The preparator in this example accepts two parameters: n
and k
. Each row of data is indexed by index
starting from 0. When n > 0
, rows matching index mod n = k
will be dropped.
This example engine contains one single algorithm that wraps around the Nak library's linear regression routine. The train()
method simply massage the TrainingData
into a form that can be used by Nak.
This example engine uses FirstServing
, which serves only predictions from the first algorithm. Since there is only one algorithm in this engine, predictions from the linear regression algorithm will be served.

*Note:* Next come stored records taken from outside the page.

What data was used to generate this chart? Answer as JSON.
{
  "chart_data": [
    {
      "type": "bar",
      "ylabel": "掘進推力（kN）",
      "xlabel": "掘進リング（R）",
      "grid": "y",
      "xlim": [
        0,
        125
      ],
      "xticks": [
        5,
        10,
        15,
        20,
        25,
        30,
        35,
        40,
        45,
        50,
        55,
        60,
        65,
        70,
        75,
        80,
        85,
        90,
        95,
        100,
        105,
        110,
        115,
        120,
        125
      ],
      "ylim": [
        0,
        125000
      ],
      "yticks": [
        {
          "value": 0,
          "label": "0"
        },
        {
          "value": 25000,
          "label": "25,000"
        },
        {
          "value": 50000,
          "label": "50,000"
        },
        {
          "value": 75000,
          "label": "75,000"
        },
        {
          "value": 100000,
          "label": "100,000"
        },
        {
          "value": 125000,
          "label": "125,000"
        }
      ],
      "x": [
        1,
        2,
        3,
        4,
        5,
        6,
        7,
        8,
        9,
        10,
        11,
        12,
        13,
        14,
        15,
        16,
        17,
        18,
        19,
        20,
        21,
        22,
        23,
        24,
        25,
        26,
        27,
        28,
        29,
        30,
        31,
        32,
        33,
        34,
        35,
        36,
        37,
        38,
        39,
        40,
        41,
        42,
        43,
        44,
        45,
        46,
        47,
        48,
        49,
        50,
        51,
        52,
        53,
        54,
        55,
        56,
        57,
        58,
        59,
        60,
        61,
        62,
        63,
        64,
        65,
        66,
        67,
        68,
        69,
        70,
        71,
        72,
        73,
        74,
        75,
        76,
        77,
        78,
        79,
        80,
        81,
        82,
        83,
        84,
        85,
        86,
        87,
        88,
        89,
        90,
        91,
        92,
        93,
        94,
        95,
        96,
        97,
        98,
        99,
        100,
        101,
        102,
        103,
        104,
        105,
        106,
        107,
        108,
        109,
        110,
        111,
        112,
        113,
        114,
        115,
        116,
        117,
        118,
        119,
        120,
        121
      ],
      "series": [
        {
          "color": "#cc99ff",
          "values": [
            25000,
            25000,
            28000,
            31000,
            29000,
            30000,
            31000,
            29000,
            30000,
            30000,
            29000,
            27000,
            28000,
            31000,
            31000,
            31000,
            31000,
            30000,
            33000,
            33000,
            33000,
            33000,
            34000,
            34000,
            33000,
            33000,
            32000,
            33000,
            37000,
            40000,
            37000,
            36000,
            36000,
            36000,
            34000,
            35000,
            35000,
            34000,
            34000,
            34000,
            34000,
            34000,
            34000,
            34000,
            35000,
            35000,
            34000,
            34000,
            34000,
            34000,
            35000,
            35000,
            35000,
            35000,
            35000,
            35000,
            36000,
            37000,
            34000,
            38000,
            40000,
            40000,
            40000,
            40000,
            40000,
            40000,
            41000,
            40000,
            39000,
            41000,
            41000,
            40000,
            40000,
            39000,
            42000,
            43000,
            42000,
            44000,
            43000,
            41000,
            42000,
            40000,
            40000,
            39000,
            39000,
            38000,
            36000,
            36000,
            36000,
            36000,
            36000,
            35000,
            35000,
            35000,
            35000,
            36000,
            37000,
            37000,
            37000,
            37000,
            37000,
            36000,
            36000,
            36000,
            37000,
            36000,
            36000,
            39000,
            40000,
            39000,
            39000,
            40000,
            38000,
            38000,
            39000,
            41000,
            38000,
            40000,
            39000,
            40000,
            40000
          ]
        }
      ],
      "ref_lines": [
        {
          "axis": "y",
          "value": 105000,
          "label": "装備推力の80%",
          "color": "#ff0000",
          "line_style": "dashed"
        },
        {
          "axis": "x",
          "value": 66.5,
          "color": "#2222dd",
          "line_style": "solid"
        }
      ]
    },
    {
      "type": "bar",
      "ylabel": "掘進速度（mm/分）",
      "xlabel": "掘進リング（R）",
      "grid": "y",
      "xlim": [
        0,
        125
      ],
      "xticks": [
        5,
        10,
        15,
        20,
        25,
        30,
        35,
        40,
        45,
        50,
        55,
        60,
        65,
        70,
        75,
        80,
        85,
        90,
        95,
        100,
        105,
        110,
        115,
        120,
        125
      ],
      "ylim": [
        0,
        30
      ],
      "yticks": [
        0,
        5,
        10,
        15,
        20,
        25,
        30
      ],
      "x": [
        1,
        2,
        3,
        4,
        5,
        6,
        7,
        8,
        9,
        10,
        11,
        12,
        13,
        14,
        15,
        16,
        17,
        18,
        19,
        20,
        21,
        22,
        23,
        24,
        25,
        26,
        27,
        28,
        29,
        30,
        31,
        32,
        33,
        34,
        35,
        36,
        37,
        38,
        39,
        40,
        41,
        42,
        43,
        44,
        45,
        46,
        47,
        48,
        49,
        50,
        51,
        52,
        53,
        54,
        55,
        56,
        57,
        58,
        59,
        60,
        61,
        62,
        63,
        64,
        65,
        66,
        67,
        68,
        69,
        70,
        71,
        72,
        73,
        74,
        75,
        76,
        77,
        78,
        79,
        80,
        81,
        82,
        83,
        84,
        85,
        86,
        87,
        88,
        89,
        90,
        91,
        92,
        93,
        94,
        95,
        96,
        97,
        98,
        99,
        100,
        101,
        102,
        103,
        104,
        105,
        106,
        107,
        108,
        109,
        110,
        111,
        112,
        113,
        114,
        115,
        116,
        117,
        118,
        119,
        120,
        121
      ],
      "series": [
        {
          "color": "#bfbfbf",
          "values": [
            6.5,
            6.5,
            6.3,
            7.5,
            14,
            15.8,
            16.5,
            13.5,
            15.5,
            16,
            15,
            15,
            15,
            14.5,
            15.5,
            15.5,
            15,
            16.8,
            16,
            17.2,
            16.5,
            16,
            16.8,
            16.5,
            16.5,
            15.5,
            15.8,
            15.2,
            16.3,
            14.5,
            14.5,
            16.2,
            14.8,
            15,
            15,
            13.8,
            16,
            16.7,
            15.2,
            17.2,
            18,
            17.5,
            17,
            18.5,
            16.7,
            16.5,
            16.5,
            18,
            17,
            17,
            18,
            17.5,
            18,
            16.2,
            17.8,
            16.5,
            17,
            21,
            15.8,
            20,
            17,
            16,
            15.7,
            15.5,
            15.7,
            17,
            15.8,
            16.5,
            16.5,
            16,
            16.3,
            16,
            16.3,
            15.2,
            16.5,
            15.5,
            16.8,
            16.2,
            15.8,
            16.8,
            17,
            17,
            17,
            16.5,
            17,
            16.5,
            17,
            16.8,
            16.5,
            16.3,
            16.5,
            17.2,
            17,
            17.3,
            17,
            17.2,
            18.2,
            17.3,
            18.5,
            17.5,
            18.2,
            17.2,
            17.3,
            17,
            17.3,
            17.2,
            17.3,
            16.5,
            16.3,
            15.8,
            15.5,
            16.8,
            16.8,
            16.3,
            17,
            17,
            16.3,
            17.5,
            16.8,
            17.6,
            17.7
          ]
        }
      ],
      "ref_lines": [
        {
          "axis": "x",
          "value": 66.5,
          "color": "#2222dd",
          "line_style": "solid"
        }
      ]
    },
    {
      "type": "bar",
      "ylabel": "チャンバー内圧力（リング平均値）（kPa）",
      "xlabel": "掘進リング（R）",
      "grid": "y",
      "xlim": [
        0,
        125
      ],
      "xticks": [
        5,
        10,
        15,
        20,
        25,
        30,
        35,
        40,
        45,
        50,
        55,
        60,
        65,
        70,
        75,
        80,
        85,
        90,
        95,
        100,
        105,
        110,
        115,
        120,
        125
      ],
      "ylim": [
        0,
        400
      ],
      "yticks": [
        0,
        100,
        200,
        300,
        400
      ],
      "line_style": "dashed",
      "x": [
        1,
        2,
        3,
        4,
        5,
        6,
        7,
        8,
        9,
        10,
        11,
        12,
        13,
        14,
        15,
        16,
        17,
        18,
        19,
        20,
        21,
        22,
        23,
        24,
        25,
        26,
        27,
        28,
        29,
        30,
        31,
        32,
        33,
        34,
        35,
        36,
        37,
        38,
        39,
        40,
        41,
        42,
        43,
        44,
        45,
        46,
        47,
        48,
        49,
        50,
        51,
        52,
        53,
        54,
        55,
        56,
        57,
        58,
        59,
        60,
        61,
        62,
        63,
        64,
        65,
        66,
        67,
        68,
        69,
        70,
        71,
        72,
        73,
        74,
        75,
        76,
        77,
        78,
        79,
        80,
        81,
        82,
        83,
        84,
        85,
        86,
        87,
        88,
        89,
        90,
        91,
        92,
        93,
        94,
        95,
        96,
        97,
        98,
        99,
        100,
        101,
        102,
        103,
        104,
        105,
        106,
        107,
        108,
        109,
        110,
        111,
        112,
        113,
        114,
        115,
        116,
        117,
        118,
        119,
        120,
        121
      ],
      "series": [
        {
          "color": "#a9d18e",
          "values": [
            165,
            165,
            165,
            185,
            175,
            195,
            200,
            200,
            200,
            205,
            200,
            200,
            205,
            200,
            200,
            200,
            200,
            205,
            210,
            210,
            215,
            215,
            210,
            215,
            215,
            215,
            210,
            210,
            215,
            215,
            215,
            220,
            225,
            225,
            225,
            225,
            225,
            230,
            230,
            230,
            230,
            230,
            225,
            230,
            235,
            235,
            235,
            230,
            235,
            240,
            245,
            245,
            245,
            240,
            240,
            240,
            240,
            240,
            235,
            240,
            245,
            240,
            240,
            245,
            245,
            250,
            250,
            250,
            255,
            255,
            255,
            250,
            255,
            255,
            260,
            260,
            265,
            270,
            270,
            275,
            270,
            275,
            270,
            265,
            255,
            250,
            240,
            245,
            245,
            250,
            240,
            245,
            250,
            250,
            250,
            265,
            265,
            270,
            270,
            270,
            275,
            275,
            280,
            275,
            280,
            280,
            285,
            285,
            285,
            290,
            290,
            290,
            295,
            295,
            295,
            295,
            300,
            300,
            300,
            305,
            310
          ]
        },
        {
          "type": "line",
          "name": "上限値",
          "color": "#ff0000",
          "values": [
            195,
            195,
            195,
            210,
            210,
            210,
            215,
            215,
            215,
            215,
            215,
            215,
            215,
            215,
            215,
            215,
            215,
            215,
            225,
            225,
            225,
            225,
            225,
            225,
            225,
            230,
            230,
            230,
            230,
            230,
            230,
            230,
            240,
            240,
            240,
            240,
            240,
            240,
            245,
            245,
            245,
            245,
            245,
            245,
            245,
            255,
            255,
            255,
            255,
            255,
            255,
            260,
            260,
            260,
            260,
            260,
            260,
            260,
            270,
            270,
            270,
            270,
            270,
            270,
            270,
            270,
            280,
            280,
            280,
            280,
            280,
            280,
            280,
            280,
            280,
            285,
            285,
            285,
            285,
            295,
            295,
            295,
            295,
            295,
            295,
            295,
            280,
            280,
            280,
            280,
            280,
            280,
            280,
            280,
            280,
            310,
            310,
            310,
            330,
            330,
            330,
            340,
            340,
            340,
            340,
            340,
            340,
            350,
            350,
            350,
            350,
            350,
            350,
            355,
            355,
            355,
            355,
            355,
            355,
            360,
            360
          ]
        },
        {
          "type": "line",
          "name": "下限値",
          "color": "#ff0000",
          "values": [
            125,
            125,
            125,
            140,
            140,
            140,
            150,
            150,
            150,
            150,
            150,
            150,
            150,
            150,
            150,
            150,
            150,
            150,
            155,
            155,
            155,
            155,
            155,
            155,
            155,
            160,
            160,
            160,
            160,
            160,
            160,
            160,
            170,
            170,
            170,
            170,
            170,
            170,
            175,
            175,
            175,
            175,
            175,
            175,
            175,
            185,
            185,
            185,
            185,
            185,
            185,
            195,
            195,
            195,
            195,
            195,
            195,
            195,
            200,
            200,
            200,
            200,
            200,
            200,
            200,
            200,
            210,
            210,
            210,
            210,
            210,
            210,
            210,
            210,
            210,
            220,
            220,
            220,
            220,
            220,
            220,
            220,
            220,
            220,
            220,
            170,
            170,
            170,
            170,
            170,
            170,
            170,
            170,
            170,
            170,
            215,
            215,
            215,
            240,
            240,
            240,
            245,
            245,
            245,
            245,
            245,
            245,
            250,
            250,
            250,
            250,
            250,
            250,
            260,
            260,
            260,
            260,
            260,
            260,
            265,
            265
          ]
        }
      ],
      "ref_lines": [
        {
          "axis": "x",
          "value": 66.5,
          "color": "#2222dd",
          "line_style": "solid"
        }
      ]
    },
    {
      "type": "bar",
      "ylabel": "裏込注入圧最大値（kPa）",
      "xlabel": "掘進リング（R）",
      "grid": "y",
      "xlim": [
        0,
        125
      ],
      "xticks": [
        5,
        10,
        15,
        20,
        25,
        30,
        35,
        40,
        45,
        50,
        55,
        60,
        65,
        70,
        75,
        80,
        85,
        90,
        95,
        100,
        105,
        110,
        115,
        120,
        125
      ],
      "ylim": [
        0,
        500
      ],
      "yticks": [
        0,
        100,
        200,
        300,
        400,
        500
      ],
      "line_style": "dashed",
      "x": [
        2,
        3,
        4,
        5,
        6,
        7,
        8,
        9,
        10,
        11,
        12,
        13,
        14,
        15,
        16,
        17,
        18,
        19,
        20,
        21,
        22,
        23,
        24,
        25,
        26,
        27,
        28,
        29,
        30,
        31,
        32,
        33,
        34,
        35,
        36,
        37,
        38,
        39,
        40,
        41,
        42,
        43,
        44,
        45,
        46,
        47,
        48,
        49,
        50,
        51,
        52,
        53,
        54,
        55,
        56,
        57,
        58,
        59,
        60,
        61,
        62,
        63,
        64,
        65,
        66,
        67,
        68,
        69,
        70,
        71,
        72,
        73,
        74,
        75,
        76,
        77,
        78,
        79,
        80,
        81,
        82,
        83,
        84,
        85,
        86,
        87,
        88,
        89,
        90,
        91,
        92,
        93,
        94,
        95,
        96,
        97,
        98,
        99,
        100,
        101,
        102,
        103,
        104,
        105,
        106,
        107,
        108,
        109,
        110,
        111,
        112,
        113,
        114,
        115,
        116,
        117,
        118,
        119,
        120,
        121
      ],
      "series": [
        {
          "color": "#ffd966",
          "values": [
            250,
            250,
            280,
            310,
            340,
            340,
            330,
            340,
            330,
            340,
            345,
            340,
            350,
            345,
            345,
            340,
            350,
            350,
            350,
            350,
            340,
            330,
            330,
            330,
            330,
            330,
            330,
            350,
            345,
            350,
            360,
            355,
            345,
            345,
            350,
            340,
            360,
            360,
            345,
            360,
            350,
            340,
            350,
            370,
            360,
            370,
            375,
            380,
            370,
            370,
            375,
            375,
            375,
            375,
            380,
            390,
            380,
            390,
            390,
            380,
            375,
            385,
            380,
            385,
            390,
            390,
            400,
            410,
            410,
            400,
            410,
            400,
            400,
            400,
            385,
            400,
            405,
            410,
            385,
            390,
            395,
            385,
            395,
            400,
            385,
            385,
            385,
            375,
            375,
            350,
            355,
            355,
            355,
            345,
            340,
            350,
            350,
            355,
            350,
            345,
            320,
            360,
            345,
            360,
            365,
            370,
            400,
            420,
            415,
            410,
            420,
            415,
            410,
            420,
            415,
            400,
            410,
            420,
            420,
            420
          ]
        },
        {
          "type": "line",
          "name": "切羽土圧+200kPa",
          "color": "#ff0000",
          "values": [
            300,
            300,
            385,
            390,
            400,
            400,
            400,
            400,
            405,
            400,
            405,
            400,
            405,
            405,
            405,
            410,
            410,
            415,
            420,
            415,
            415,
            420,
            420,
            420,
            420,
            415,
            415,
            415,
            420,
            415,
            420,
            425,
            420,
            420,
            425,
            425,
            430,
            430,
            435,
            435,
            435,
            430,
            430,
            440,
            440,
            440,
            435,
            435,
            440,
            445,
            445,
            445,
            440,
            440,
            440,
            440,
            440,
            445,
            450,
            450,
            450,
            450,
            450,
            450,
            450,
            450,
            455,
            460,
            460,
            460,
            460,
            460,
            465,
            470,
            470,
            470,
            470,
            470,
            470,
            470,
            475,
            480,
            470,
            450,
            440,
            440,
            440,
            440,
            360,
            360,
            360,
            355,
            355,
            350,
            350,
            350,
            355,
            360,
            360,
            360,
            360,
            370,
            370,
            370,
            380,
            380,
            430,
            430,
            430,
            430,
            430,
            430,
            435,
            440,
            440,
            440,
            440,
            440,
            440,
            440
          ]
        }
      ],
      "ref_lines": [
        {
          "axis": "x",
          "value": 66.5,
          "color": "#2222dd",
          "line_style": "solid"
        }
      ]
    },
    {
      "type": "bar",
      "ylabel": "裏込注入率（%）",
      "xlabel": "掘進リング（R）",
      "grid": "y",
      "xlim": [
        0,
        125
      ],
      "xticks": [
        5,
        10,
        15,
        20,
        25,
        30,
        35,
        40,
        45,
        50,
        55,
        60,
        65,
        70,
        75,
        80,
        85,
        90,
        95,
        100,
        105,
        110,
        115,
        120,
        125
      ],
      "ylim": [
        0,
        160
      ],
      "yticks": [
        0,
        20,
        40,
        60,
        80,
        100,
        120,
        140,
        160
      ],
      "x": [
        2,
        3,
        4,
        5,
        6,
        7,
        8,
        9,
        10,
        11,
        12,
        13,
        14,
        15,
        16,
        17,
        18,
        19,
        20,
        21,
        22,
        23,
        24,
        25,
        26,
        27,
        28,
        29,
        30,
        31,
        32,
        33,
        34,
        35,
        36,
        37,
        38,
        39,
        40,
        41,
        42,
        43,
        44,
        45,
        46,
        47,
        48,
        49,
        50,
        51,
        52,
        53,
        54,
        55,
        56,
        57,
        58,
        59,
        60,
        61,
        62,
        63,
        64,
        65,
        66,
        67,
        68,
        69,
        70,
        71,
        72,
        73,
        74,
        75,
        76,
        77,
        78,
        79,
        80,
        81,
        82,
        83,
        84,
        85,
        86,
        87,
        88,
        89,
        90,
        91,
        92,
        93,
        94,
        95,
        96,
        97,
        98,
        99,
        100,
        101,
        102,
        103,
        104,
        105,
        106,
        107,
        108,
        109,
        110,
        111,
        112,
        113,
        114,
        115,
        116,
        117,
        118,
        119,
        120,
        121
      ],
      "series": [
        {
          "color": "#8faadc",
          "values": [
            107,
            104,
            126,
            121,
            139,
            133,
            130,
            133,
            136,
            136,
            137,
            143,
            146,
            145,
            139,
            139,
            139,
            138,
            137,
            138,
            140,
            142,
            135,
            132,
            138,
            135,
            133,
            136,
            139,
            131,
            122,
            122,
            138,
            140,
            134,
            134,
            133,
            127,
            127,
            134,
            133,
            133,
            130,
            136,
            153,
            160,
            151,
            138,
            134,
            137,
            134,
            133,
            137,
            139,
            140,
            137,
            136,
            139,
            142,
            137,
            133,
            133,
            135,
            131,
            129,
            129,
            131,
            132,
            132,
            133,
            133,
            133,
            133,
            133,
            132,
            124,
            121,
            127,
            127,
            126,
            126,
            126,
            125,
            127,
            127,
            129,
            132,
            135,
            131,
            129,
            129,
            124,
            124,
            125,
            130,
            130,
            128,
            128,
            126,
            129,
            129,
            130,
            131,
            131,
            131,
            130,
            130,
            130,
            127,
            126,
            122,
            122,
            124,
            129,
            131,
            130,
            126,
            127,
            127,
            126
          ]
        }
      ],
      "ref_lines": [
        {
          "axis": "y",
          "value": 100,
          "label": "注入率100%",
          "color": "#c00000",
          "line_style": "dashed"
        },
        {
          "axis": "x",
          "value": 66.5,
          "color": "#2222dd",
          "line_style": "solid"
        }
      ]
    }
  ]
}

This example provides a set of ready-to-use parameters for each component mentioned in the previous section. They are located inside the params
subdirectory.
Before training, you must let PredictionIO know about the engine. Run the following command to build and register the engine.
$ cd $PIO_HOME/examples/scala-local-regression $ ../../bin/pio register
where $PIO_HOME
is the root directory of the PredictionIO code tree.
To start training, use the following command.
$ cd $PIO_HOME/examples/scala-local-regression $ ../../bin/pio train
This will train a model and save it in PredictionIO's metadata storage. Notice that when the run is completed, it will display a run ID, like below.
2014-08-08 17:18:09,399 INFO SparkContext - Job finished: collect at DebugWorkflow.scala:571, took 0.046796 s 2014-08-08 17:18:09,399 INFO APIDebugWorkflow$ - Metrics is null. Stop here 2014-08-08 17:18:09,498 INFO APIDebugWorkflow$ - Saved engine instance with ID: CHURP-cvQta5VKxorx_9Aw
To run evaluation metrics, use the following command.
$ cd $PIO_HOME/examples/scala-local-regression $ ../../bin/pio eval --metrics-class io.prediction.controller.MeanSquareError
Notice the extra required argument --metrics-class io.prediction.controller.MeanSquareError
for the eval
command. This instructs PredictionIO to run the specified metrics during evaluation. When you look at the console output again, you should be able to see a mean square error computed, like the following.
2014-08-08 17:21:01,042 INFO APIDebugWorkflow$ - Set: The One Size: 1000 MSE: 0.092519 2014-08-08 17:21:01,042 INFO APIDebugWorkflow$ - APIDebugWorkflow.run completed. 2014-08-08 17:21:01,140 INFO APIDebugWorkflow$ - Saved engine instance with ID: icfEp9njR76NQOrvowC-dQ
Following from instructions above, you should have trained a model. Use the following command to start a server.
$ cd $PIO_HOME/examples/scala-local-regression $ ../../bin/pio deploy
This will create a server that by default binds to http://localhost:8000. You can visit that page in your web browser to check its status.
To perform real-time predictions, try the following.
$ curl -H "Content-Type: application/json" -d '[2.1419053154730548, 1.919407948982788, 0.0501333631091041, -0.10699028639933772, 1.2809776380727795, 1.6846227956326554, 0.18277859260127316, -0.39664340267804343, 0.8090554869291249, 2.48621339239065]' http://localhost:8000/queries.json $ curl -H "Content-Type: application/json" -d '[-0.8600615539670898, -1.0084357652346345, -1.3088407119560064, -1.9340485539299312, -0.6246990990796732, -2.325746651211032, -0.28429904752434976, -0.1272785164794058, -1.3787859877532718, -0.24374419289538318]' http://localhost:8000/queries.json
Congratulations! You have just trained a linear regression model and is able to perform real time prediction.
Prediction servers support reloading models on the fly with the latest completed run.
Assuming you already have a running prediction server from the previous section, go to http://localhost:8000 to check its status. Take note of the Run ID at the top.
Run training and deploy again.
$ cd $PIO_HOME/examples/scala-local-regression $ ../../bin/pio train $ ../../bin/pio deploy
Refresh the page at http://localhost:8000, you should see the prediction server status page with a new Run ID at the top.
Congratulations! You have just experienced a production-ready setup that can reload itself automatically after every training! Simply add the training or evaluation command to your crontab, and your setup will be able to re-deploy itself automatically in a regular interval.